Assignment: Professional Life
Assignment: Professional Life
Assignment: Professional Life
Assignment: Professional Life
Assignment: Professional Life
ORDER NOW FOR AN ORIGINAL PAPER ASSIGNMENT;Assignment: Professional Life
Week 5 discussion Describe a time in your professional life when you felt used and manipulated. What were the circumstances? Did you feel valued by the leader? Based on the textbook, explain how the issue of purpose, in the servant-leader paradigm, could have yielded a more beneficial outcome for the leader and yourself.
The difference between personal and professional success
The two are not mutually exclusive – which I’ll come to a little later on – but on a base level it breaks down like this…
- Personal Success: This is what you aspire to achieve for yourself: emotionally, physically and in your personal relationships. Such as having a loving partner, or hitting a personal best in the gym.
- Professional Success: This is what you’re aiming for in your professional life, or your place of work. Like getting a promotion or landing a new job.
Think of them this way – what you want to achieve at home and what you want to achieve at work.
Now your professional goals are always personal to you; which is where it can sometimes get confusing, and the waters get murky.
But your goals can only ever be personal to you. Because, well, they’re your goals.
Where personal and professional success meet
Now I just said that the two are not mutually exclusive. And, they’re not. They have a direct impact on each other. The crossover is what professional success allows you to do in your personal life.
Let me use my Malaysia example as a reference point:
Personally, I always wanted to go to that part of the world. It was somewhere I’d never been, and it was high on my bucket list of places.
Professionally, I never could. Getting time off work – or having the money to do that sort of trip – wasn’t feasible at all.
So when my professional situation allowed me to go there, I was able to hit my personal goal of being there too.
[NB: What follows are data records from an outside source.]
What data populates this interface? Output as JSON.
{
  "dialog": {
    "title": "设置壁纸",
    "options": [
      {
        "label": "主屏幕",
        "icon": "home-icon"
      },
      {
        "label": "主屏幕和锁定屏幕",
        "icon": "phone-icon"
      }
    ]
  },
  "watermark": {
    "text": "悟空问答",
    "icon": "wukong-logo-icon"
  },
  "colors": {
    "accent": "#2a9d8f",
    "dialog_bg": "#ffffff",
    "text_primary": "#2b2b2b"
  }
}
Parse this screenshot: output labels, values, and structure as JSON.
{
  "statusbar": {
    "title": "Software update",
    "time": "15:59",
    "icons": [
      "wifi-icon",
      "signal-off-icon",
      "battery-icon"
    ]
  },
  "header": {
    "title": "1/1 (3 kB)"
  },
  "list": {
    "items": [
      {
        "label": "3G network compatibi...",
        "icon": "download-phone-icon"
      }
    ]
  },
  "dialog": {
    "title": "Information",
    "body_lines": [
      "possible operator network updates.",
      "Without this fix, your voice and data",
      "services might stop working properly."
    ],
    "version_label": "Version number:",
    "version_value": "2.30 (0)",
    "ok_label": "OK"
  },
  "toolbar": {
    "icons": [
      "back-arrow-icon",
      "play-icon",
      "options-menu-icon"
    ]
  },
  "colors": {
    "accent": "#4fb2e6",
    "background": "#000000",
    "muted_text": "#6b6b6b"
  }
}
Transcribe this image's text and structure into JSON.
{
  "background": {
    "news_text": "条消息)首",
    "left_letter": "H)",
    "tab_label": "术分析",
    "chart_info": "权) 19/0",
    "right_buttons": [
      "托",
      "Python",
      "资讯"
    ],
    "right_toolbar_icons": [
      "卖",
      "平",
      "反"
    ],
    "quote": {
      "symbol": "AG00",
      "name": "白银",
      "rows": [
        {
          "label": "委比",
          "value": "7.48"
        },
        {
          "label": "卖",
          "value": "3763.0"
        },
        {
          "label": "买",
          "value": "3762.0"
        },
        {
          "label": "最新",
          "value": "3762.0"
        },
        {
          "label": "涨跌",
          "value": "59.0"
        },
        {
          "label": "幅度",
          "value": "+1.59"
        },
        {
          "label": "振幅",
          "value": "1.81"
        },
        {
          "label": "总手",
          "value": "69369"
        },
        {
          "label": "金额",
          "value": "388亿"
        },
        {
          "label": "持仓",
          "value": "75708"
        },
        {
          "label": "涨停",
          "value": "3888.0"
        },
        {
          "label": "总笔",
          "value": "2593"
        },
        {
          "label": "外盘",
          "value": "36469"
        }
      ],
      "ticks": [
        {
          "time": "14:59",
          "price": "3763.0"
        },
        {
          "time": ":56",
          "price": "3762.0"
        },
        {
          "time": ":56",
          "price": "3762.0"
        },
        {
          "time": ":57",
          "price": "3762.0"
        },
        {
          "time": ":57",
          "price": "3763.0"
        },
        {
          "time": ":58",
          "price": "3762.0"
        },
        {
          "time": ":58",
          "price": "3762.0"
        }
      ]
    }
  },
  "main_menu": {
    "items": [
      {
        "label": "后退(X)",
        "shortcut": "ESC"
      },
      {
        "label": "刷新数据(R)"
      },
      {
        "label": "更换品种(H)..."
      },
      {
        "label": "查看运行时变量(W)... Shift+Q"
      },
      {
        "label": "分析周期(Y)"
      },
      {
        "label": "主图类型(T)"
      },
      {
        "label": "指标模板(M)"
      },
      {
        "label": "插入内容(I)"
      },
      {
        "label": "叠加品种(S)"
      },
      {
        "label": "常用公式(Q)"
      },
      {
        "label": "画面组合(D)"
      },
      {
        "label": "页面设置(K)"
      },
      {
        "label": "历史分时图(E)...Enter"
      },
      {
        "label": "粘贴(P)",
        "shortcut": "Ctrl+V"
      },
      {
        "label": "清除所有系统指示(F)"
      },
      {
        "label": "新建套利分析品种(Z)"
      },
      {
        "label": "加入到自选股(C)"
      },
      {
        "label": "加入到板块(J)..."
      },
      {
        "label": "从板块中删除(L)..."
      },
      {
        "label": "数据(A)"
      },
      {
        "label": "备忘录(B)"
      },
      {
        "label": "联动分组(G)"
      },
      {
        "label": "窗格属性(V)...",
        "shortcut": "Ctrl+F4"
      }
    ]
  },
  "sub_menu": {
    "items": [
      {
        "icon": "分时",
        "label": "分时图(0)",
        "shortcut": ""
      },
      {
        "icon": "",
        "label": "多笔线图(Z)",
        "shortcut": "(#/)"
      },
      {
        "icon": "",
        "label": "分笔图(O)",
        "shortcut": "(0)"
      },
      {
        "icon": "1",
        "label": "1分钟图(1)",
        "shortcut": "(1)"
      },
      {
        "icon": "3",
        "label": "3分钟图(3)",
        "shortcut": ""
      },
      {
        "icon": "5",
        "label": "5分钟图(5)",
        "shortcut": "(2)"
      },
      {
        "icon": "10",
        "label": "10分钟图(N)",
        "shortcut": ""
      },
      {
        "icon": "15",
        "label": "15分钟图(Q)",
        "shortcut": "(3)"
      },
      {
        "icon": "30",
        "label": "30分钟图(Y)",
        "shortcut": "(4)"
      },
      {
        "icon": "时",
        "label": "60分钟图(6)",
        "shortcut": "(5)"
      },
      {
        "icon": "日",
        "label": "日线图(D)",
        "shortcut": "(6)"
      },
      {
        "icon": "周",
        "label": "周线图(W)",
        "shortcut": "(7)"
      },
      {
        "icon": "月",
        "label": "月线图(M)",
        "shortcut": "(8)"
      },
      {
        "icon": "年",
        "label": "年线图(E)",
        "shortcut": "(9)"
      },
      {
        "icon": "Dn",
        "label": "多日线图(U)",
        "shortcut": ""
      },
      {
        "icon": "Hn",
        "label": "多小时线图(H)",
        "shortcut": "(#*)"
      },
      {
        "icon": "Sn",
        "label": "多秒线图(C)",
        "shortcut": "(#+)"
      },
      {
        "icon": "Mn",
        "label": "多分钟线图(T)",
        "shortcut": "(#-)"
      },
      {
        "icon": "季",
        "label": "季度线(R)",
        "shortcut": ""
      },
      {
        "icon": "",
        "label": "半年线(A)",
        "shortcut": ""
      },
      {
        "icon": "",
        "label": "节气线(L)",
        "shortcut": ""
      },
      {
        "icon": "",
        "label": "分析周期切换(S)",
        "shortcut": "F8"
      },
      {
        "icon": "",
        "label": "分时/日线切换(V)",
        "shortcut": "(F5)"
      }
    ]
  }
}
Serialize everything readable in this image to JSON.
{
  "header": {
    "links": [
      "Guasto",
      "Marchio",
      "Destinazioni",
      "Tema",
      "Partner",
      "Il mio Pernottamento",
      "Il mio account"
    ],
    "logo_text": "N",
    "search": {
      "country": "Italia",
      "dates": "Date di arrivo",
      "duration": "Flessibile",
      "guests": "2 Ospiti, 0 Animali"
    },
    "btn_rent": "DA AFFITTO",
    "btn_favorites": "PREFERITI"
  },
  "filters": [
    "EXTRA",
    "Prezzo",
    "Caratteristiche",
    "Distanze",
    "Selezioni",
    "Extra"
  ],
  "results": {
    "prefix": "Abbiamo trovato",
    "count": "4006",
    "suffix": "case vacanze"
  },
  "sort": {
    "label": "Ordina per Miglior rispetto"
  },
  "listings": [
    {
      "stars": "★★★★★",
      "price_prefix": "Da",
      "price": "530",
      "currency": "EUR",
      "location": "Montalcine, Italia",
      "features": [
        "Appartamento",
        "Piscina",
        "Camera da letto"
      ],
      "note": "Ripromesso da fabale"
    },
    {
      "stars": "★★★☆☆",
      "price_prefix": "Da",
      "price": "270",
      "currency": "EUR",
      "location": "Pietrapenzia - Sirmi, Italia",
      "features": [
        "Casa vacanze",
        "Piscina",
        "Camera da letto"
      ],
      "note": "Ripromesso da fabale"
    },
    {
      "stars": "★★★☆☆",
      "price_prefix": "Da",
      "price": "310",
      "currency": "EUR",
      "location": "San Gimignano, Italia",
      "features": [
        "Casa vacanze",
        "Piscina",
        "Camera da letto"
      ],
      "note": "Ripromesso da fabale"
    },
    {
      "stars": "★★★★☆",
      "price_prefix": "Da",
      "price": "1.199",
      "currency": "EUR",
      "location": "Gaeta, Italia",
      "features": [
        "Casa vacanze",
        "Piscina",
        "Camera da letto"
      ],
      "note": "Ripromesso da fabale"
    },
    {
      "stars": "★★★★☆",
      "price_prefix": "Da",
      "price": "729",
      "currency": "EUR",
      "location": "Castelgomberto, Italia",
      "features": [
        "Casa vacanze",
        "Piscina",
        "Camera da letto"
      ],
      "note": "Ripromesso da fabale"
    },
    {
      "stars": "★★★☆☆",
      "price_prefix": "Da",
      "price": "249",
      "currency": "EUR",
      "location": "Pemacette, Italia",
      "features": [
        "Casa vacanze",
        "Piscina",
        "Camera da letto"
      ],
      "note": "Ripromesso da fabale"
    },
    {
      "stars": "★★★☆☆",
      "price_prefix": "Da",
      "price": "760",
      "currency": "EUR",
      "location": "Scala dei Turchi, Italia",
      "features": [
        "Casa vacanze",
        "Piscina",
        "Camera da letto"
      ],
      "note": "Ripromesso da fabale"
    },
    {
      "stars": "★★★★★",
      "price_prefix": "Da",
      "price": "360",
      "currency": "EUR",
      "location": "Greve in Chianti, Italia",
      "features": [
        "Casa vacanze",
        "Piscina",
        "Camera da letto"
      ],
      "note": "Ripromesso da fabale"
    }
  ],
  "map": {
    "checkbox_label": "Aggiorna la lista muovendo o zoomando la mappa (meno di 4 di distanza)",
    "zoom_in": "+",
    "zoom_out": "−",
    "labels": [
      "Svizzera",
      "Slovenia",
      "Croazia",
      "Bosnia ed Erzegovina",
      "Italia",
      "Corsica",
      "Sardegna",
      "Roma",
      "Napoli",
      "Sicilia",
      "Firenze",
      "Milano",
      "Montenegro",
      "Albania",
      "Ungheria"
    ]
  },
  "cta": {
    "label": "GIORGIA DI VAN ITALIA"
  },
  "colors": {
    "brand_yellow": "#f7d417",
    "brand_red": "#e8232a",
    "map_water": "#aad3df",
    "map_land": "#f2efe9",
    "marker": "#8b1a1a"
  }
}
You probably have things in your life right now where this crossover will occur:
- Personally you want a new car; Professionally you want to earn another $1000 a month
- Personally you want more time with the kids; Professional you want to work a four day week
- Personally you want to live in Manhattan; Professionally you start aiming for agencies in Manhattan
You might be dying to get that promotion at work – but it’s rarely for the money or the power – it’s mostly for what it allows you to do in your own life.
I define myself by my own business. I built it from the ground up. But I built it for the lifestyle it allows me to lead.
Which one comes first – personal success or professional success
Neither.
There are two things that come before you look towards personal or professional success:
- What do you want?
- Is it going to make you happy?
That dictates which goal you’re going to put the most emphasis on, for where you are in your life right now.
Don’t bite off more than you can chew…
So, you’ve seen there is an overlap between Personal and Professional success – and they’re quite often connected from the start.
But which one should get your focus? Well, that comes down to a few factors:
- Where are you in your life? Are you in a position where you need to focus more on personal, or professional goals? It’s hard to lose 20 lbs and fight for a promotion at the same time.
- What do you want to do? What is it that’s on your mind most of the time? Getting recognition, or finding a partner?
This isn’t to say that you shouldn’t multi-task and try to take on a couple of goals at a time. If you can manage that, that’s fine. But if there is a big goal like, for example, going back to school and changing your career, or losing 50 lbs worth of weight, it’s going to be hard to manage them both.